Search code examples
pythongoogle-analytics-apigoogle-analytics-firebase

Update the input of a loop with a result from the previous iteration of the loop


(I've added the google-analytics api tags but I suspect that my issue is more a fundamental flaw in my approach to a loop, detailed below)

I'm using Python to query the Google Analytics API (V4).
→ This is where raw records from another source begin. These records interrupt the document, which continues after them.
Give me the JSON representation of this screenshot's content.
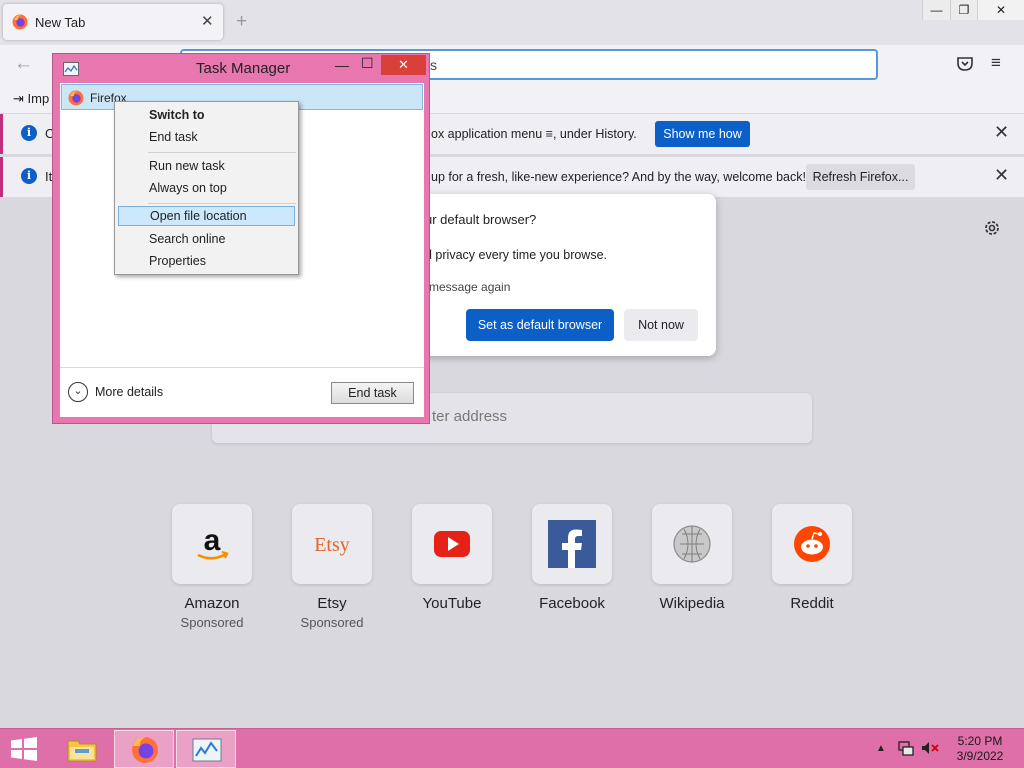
{
  "browser": {
    "tab": {
      "title": "New Tab",
      "close": "✕"
    },
    "new_tab": "+",
    "window_controls": {
      "minimize": "—",
      "maximize": "❐",
      "close": "✕"
    },
    "back": "←",
    "url_text": "s",
    "bookmarks_import": "Imp",
    "menu_glyph": "≡"
  },
  "notifications": [
    {
      "lead": "O",
      "message": "ox application menu ≡, under History.",
      "button": "Show me how",
      "close": "✕"
    },
    {
      "lead": "It",
      "message": "up for a fresh, like-new experience? And by the way, welcome back!",
      "button": "Refresh Firefox...",
      "close": "✕"
    }
  ],
  "default_dialog": {
    "question": "ur default browser?",
    "subtitle": "d privacy every time you browse.",
    "checkbox_label": "message again",
    "primary_button": "Set as default browser",
    "secondary_button": "Not now"
  },
  "search": {
    "placeholder": "ter address"
  },
  "top_sites": [
    {
      "name": "Amazon",
      "sponsored": "Sponsored",
      "icon": "amazon-icon"
    },
    {
      "name": "Etsy",
      "sponsored": "Sponsored",
      "icon": "etsy-icon"
    },
    {
      "name": "YouTube",
      "sponsored": "",
      "icon": "youtube-icon"
    },
    {
      "name": "Facebook",
      "sponsored": "",
      "icon": "facebook-icon"
    },
    {
      "name": "Wikipedia",
      "sponsored": "",
      "icon": "wikipedia-icon"
    },
    {
      "name": "Reddit",
      "sponsored": "",
      "icon": "reddit-icon"
    }
  ],
  "task_manager": {
    "title": "Task Manager",
    "controls": {
      "minimize": "—",
      "maximize": "☐",
      "close": "✕"
    },
    "process": "Firefox",
    "more_details": "More details",
    "more_details_glyph": "⌄",
    "end_task": "End task"
  },
  "context_menu": {
    "items": [
      "Switch to",
      "End task",
      "Run new task",
      "Always on top",
      "Open file location",
      "Search online",
      "Properties"
    ],
    "highlighted": "Open file location"
  },
  "taskbar": {
    "time": "5:20 PM",
    "date": "3/9/2022",
    "tray_arrow": "▲"
  },
  "colors": {
    "accent_blue": "#0b5fc6",
    "taskbar_pink": "#df6fa8",
    "window_frame_pink": "#e877b0",
    "close_red": "#d9403a"
  }
}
Having already successfully connected to the API with my credentials, I'm trying to loop over each 10k result set returned by the API to get the full results set.
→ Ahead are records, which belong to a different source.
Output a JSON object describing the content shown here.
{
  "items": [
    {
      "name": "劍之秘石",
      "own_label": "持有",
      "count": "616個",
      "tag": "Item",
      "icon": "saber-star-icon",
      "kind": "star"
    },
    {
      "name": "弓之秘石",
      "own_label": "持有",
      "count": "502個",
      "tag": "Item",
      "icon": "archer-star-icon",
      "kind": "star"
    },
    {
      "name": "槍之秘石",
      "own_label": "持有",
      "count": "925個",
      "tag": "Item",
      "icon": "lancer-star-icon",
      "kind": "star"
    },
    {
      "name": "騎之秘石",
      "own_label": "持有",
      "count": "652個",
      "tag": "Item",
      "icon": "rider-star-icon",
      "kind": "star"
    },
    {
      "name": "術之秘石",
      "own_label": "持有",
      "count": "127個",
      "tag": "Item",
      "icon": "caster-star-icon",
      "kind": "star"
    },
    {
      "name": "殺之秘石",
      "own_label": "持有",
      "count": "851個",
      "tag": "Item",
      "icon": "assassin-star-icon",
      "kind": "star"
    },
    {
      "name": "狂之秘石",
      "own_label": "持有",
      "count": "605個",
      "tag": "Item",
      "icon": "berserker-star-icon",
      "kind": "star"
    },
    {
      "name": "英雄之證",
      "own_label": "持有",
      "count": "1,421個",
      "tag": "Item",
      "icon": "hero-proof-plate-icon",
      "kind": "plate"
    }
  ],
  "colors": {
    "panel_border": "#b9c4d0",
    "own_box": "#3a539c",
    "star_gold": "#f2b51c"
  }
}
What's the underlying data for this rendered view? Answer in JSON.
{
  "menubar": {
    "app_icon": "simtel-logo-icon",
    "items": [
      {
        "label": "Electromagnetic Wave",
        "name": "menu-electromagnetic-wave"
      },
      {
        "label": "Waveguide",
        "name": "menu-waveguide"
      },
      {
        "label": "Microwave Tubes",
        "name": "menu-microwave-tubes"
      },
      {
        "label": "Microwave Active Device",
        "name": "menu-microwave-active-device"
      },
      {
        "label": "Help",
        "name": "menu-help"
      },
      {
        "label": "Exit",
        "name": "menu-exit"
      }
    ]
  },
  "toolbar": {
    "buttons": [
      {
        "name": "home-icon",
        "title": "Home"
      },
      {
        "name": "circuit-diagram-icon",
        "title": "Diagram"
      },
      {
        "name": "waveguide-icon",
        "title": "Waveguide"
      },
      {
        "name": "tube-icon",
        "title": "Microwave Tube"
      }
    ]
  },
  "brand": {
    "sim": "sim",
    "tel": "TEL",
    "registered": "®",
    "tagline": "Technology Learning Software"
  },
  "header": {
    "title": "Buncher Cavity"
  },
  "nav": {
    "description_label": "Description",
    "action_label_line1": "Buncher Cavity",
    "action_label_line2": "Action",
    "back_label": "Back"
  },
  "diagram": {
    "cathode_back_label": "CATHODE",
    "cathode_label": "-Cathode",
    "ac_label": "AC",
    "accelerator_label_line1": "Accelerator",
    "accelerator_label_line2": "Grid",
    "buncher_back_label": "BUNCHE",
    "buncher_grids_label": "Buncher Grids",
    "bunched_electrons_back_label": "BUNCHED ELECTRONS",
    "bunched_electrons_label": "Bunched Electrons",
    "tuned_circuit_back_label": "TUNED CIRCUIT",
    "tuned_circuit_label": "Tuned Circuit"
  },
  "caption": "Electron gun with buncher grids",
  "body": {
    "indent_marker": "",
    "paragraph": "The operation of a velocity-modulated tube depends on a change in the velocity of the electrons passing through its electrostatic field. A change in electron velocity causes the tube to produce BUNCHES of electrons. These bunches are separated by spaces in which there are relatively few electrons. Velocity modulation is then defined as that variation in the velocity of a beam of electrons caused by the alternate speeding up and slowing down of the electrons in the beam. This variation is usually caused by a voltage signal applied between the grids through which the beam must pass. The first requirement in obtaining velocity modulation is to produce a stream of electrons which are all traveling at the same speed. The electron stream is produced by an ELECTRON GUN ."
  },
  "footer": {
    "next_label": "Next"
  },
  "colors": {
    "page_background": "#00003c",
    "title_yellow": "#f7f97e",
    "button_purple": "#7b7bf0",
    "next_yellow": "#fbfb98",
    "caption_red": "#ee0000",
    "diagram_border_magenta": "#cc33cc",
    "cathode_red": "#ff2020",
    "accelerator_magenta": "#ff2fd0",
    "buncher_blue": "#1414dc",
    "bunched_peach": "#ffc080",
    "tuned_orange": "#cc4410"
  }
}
When querying the API you pass a dict that looks something like this:

{'reportRequests':[{'viewId': '1234567', # my actual view id goes here of course
    'pageToken': 'go', # can be any string initially (I think?)
    'pageSize': 10000,
    'samplingLevel': 'LARGE',
    'dateRanges': [{'startDate': '2018-06-01', 'endDate': '2018-07-13'}],
    'dimensions': [{'name': 'ga:date'}, {'name': 'ga:dimension1'}, {'name': 'ga:dimension2'}, {'name': 'ga:userType'}, {'name': 'ga:landingpagePath'}, {'name': 'ga:deviceCategory'}],
    'metrics': [{'expression': 'ga:sessions'}, {'expression': 'ga:bounces'}, {'expression': 'ga:goal1Completions'}]}]}

According to the documentation on Google Analytics API V4 on the pageToken parameter:

"A continuation token to get the next page of the results. Adding this to the request will return the rows after the pageToken. The pageToken should be the value returned in the nextPageToken parameter in the response to the reports.batchGet request. "

My understanding is that I need to query the API in chunks of 10,000 (max query result size allowed) and that to do this I must pass the value of nextPageToken field returned in each query result into the new query.
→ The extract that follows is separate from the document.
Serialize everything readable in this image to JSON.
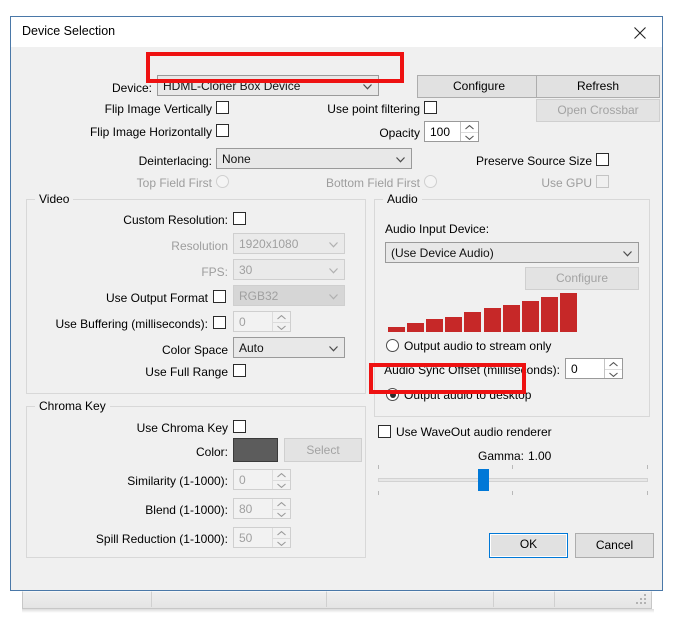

In researching, it sounds like the nextPageToken field will be a empty string when all the results have been returned.

So, I tried a while loop. To get to the loop stage I built some functions:

## generates the dimensions in the right format to use in the query
def generate_dims(dims):
    dims_ar = []
    for i in dims:
        d = {'name': i}
        dims_ar.append(d)
    return(dims_ar)

## generates the metrics in the right format to use in the query
def generate_metrics(mets):
    mets_ar = []
    for i in mets:
        m = {'expression': i}
        mets_ar.append(m)
    return(mets_ar)

## generate the query dict
def query(pToken, dimensions, metrics, start, end):
    api_query = {
            'reportRequests': [
                    {'viewId': VIEW_ID,
                     'pageToken': pToken,          
                     'pageSize': 10000,
                     'samplingLevel': 'LARGE',
                     'dateRanges': [{'startDate': start, 'endDate': end}],
                     'dimensions': generate_dims(dimensions),
                     'metrics': generate_metrics(metrics)
                     }]
    }
    return(api_query)

Example output of the above 3 functions:

sessions1_qr = query(pToken = pageToken,
                     dimensions = ['ga:date', 'ga:dimension1', 'ga:dimension2',
                                   'ga:userType', 'ga:landingpagePath',
                                   'ga:deviceCategory'],
                     metrics = ['ga:sessions', 'ga:bounces', 'ga:goal1Completions'],
                     start = '2018-06-01',
                     end = '2018-07-13')

The results of this look like the first code block in this post.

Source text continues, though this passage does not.